The Art Institute of Chicago, the nation's second largest art museum located in Chicago's Grant Park, is currently exhibiting 'The Artist and the Poet' on view now thru June 2013.
Planned to coincide with the Art Institute's major exhibition Picasso and Chicago, this presentation from the Department of Prints and Drawings is inspired by the modern master's love of poetry-Picasso was close friends with poets, including Max Jacob, Guillaume Apollinaire, André Breton, and Paul Éluard, and collaborated with them from his earliest days in Paris.
Taking Picasso's passion as a jumping-off point, this collection of works on paper surveys the myriad ways visual artists have been inspired by or collaborated with poets in the 20th century.
David Hockney, printed by Maurice Payne. A Picture of Ourselves, from The Blue Guitar, 1976-77. Mrs. Solomon B. Smith Memorial Fund.
The exhibition begins with a selection of sheets from Robert Motherwell's A la Pintura (1968-72) and David Hockney's The Blue Guitar (1976-77), prints series inspired respectively by the poetry of Rafael Alberti and Wallace Stevens-who was himself inspired by Picasso. The presentation continues with an exploration of the various working relationships between the artist and poet. Sometimes they are one and the same, such as Chicago's own, Tony Fitzpatrick. Sometimes they work in tandem or tangentially to illustrate a text, as in the portfolios by Ken Price and Alex Katz. And sometimes artists independently co-opt the words of another; Lesley Dill, for instance, uses the words of Emily Dickinson in compositions such as A Word Made Flesh (1994).
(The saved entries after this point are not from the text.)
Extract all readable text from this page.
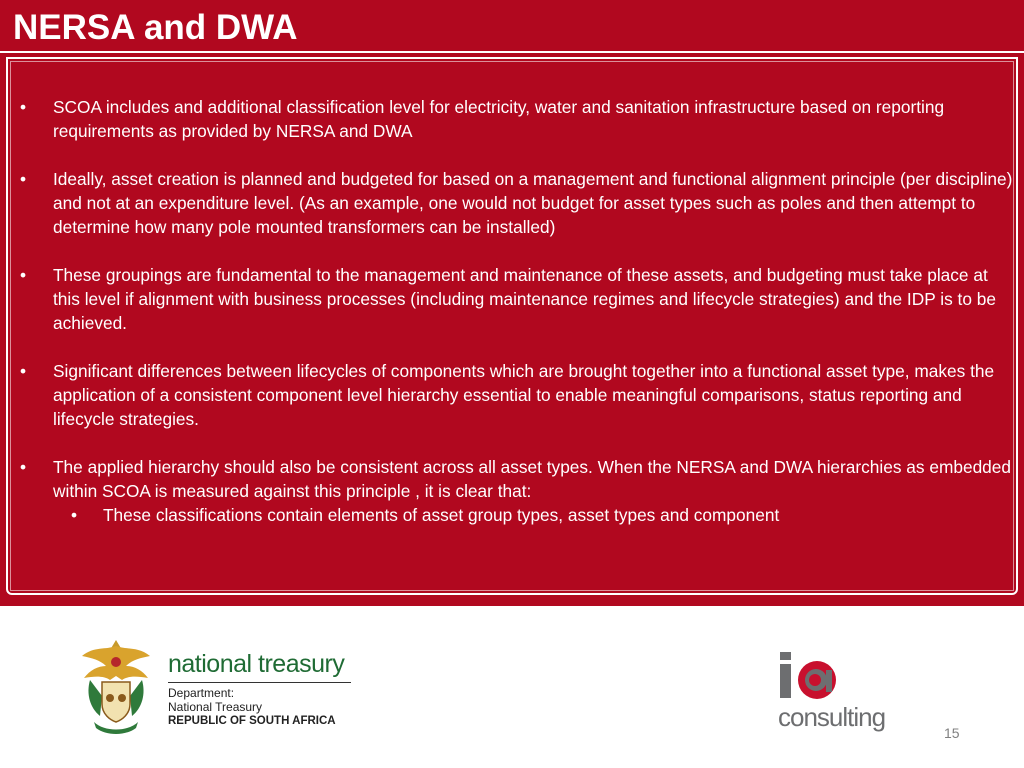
NERSA and DWA
•	SCOA includes and additional classification level for electricity, water and sanitation infrastructure based on reporting requirements as provided by NERSA and DWA
•	Ideally, asset creation is planned and budgeted for based on a management and functional alignment principle (per discipline) and not at an expenditure level. (As an example, one would not budget for asset types such as poles and then attempt to determine how many pole mounted transformers can be installed)
•	These groupings are fundamental to the management and maintenance of these assets, and budgeting must take place at this level if alignment with business processes (including maintenance regimes and lifecycle strategies) and the IDP is to be achieved.
•	Significant differences between lifecycles of components which are brought together into a functional asset type, makes the application of a consistent component level hierarchy essential to enable meaningful comparisons, status reporting and lifecycle strategies.
•	The applied hierarchy should also be consistent across all asset types. When the NERSA and DWA hierarchies as embedded within SCOA is measured against this principle , it is clear that:
• These classifications contain elements of asset group types, asset types and component
national treasury
Department:
National Treasury
REPUBLIC OF SOUTH AFRICA	consulting
15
Also on display are the publications of Tatyana Grosman and her workshop Universal Limited Art Editions (ULAE), where poets have long played an important role-as employees, muses, and collaborators. An early portfolio Stones (1957-59) exemplifies a collaborative relationship between the poet Frank O'Hara and artist Larry Rivers, while Skin with O'Hara Poem (1963-65), a print by Jasper Johns demonstrates O'Hara's deeper impact on the artists who worked at ULAE. The word play of Edwin Schlossberg reveals how printing and materials impacts how one interprets text, and finally the series Fifth Stone, Sixth Stone (1967-68) by Lee Bontecou shows how the visual arts can likewise inspire the poet, in this case Tony Towle.
Lesley Dill. A Word Made Flesh...Throat, 1994. Gift of Stanley Freehling.
Other galleries are devoted to the poetic inspiration of Stéphane Mallarmé, represented by the prints of Henri Matisse and Ellsworth Kelly, as well as the impact of Guillaume Apollinaire on Louis Marcoussis. Russian poetic sources ranging across the century are also included, interpreted in the visual works of Nathalija Gontcharova, Kazimir Malevich, and Robert Rauschenberg.
Viewing Times:
Thru Sunday, June 2, 2013
Daily 10:30-5:00pm
Thursdays 10:30-8PM
Galleries 124-127
Art Institute of Chicago is located at 111 South Michigan Avenue.